その後、ほどなくして文はこの世を去ったのだろう。直接的には語られないが、登場人物たちのセリフからそう気付かせてくれるところも繊細であり優しさを感じさせてくれる演出だ。

そんなある日、環の寝顔をかわいいと言った直美に、りんの母、環の祖母である美津(水野美紀)は、
「それは簡単、親だから」
と言った。少し前に文が直美の寝顔を見て慈愛に満ちた表情を浮かべた場面が頭の中で重なりあう。美津はこう続けた。
「言っておきますが、直美さんが環の二人目の母ならば、私は直美さんの二人目の母ですからね」

本当の母ももちろん大切だが、直美にはここにも「母」だという存在がいた。今の直美の周りには、たくさんのひとがいる。りんは大切なバディであり、吉江だって父代わりのような存在でもある。直美はもう捨てられた天涯孤独の子どもではない。
「よくやりました。よくがんばりました」

その言葉に、いろいろと解放されたように、直美は号泣する。安心しきった様子は、たしかに美津と直美は本当の親子のようでもあるかもしれない。

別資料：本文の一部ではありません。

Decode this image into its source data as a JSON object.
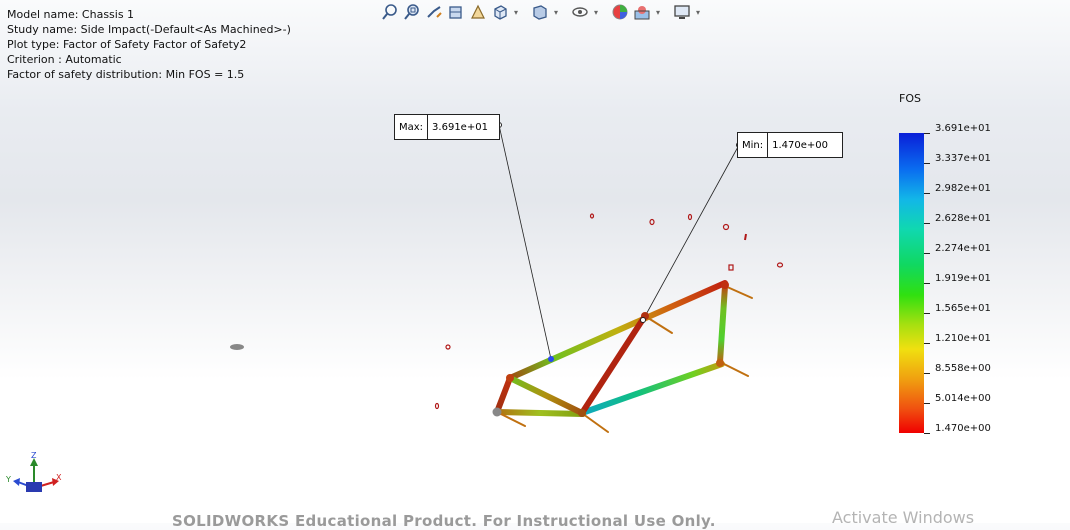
{
  "info": {
    "model_name": "Model name: Chassis 1",
    "study_name": "Study name: Side Impact(-Default<As Machined>-)",
    "plot_type": "Plot type: Factor of Safety Factor of Safety2",
    "criterion": "Criterion : Automatic",
    "fos_distribution": "Factor of safety distribution: Min FOS = 1.5"
  },
  "toolbar": {
    "items": [
      "zoom-to-fit-icon",
      "zoom-to-area-icon",
      "previous-view-icon",
      "section-view-icon",
      "dynamic-annotation-icon",
      "view-orientation-icon",
      "display-style-icon",
      "hide-show-items-icon",
      "edit-appearance-icon",
      "apply-scene-icon",
      "view-settings-icon"
    ]
  },
  "callouts": {
    "max_label": "Max:",
    "max_value": "3.691e+01",
    "min_label": "Min:",
    "min_value": "1.470e+00"
  },
  "legend": {
    "title": "FOS",
    "labels": [
      "3.691e+01",
      "3.337e+01",
      "2.982e+01",
      "2.628e+01",
      "2.274e+01",
      "1.919e+01",
      "1.565e+01",
      "1.210e+01",
      "8.558e+00",
      "5.014e+00",
      "1.470e+00"
    ],
    "colors": {
      "top": "#0a1fd8",
      "bottom": "#f00000"
    }
  },
  "axis": {
    "z_label": "Z",
    "y_label": "Y",
    "x_label": "X"
  },
  "watermark": {
    "solidworks": "SOLIDWORKS Educational Product. For Instructional Use Only.",
    "activate": "Activate Windows"
  }
}
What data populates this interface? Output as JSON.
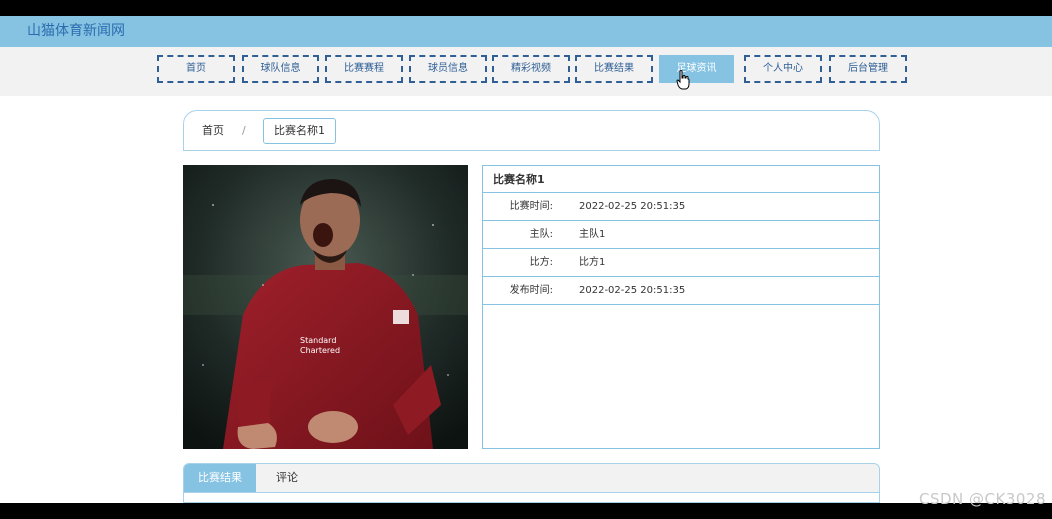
{
  "site": {
    "title": "山猫体育新闻网"
  },
  "nav": {
    "items": [
      {
        "label": "首页"
      },
      {
        "label": "球队信息"
      },
      {
        "label": "比赛赛程"
      },
      {
        "label": "球员信息"
      },
      {
        "label": "精彩视频"
      },
      {
        "label": "比赛结果"
      },
      {
        "label": "足球资讯",
        "active": true
      },
      {
        "label": "个人中心"
      },
      {
        "label": "后台管理"
      }
    ]
  },
  "breadcrumb": {
    "home": "首页",
    "separator": "/",
    "current": "比赛名称1"
  },
  "detail": {
    "title": "比赛名称1",
    "rows": [
      {
        "label": "比赛时间:",
        "value": "2022-02-25 20:51:35"
      },
      {
        "label": "主队:",
        "value": "主队1"
      },
      {
        "label": "比方:",
        "value": "比方1"
      },
      {
        "label": "发布时间:",
        "value": "2022-02-25 20:51:35"
      }
    ]
  },
  "tabs": {
    "result": "比赛结果",
    "comments": "评论"
  },
  "watermark": "CSDN @CK3028",
  "colors": {
    "accent": "#86c3e3",
    "nav_border": "#2f5f95",
    "photo_shirt": "#8b1a22"
  }
}
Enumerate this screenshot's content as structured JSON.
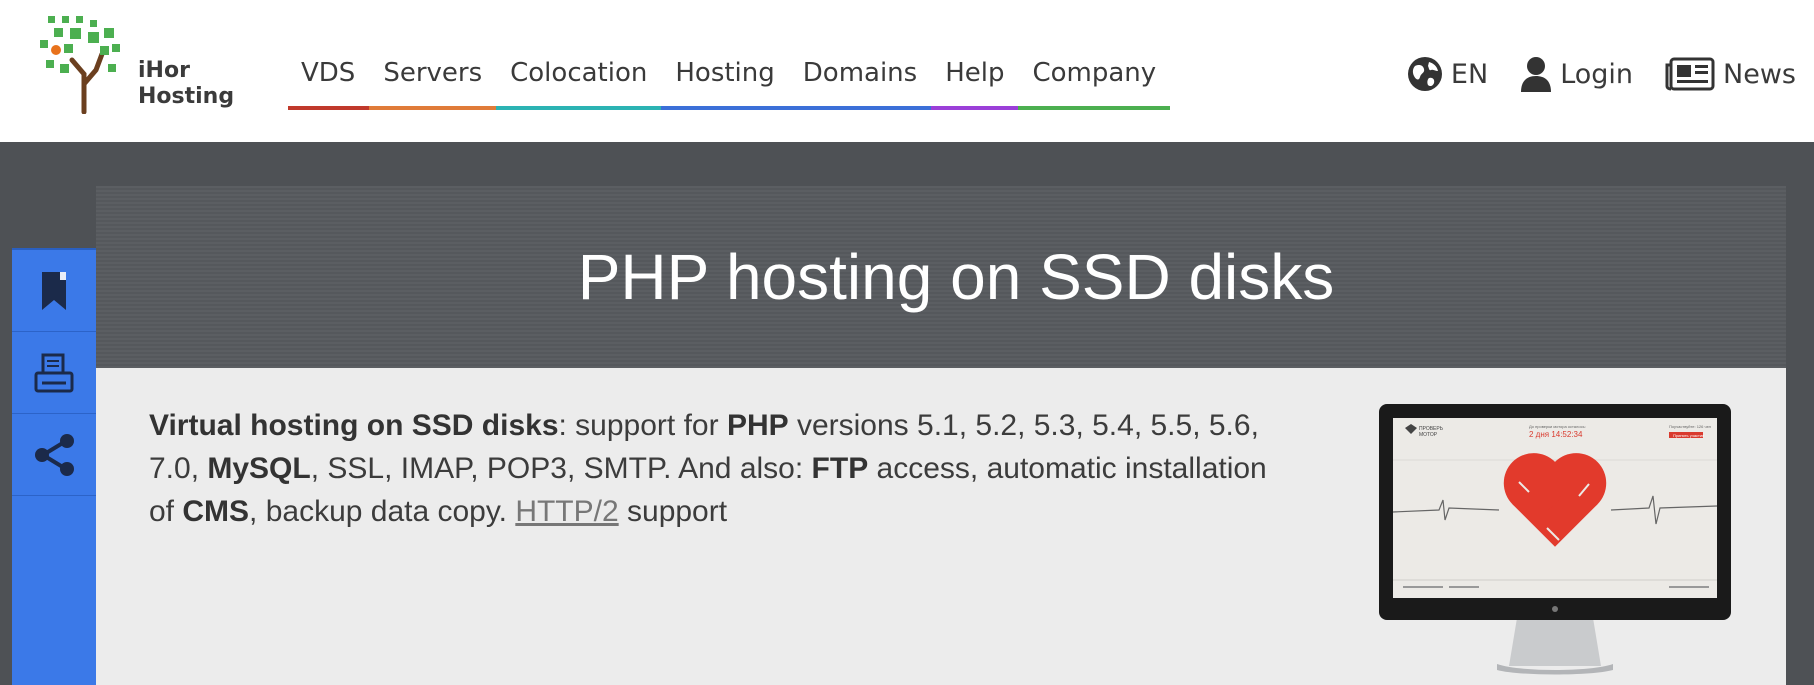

直美と文、直美と美津、りんと美津、りんと環、そして直美と環……母と娘の関係性がいろいろな組み合わせで描かれ、決して血のつながりだけでない母娘の間の絆や愛が、本作の重要な柱であることを実感した。

神社に行った後、文と直美はどんな言葉を交わしたのか、どこまで親子は心を近づけられたのか、それを直接的には語らず感じとらせてくれる余韻に溢れる週となった。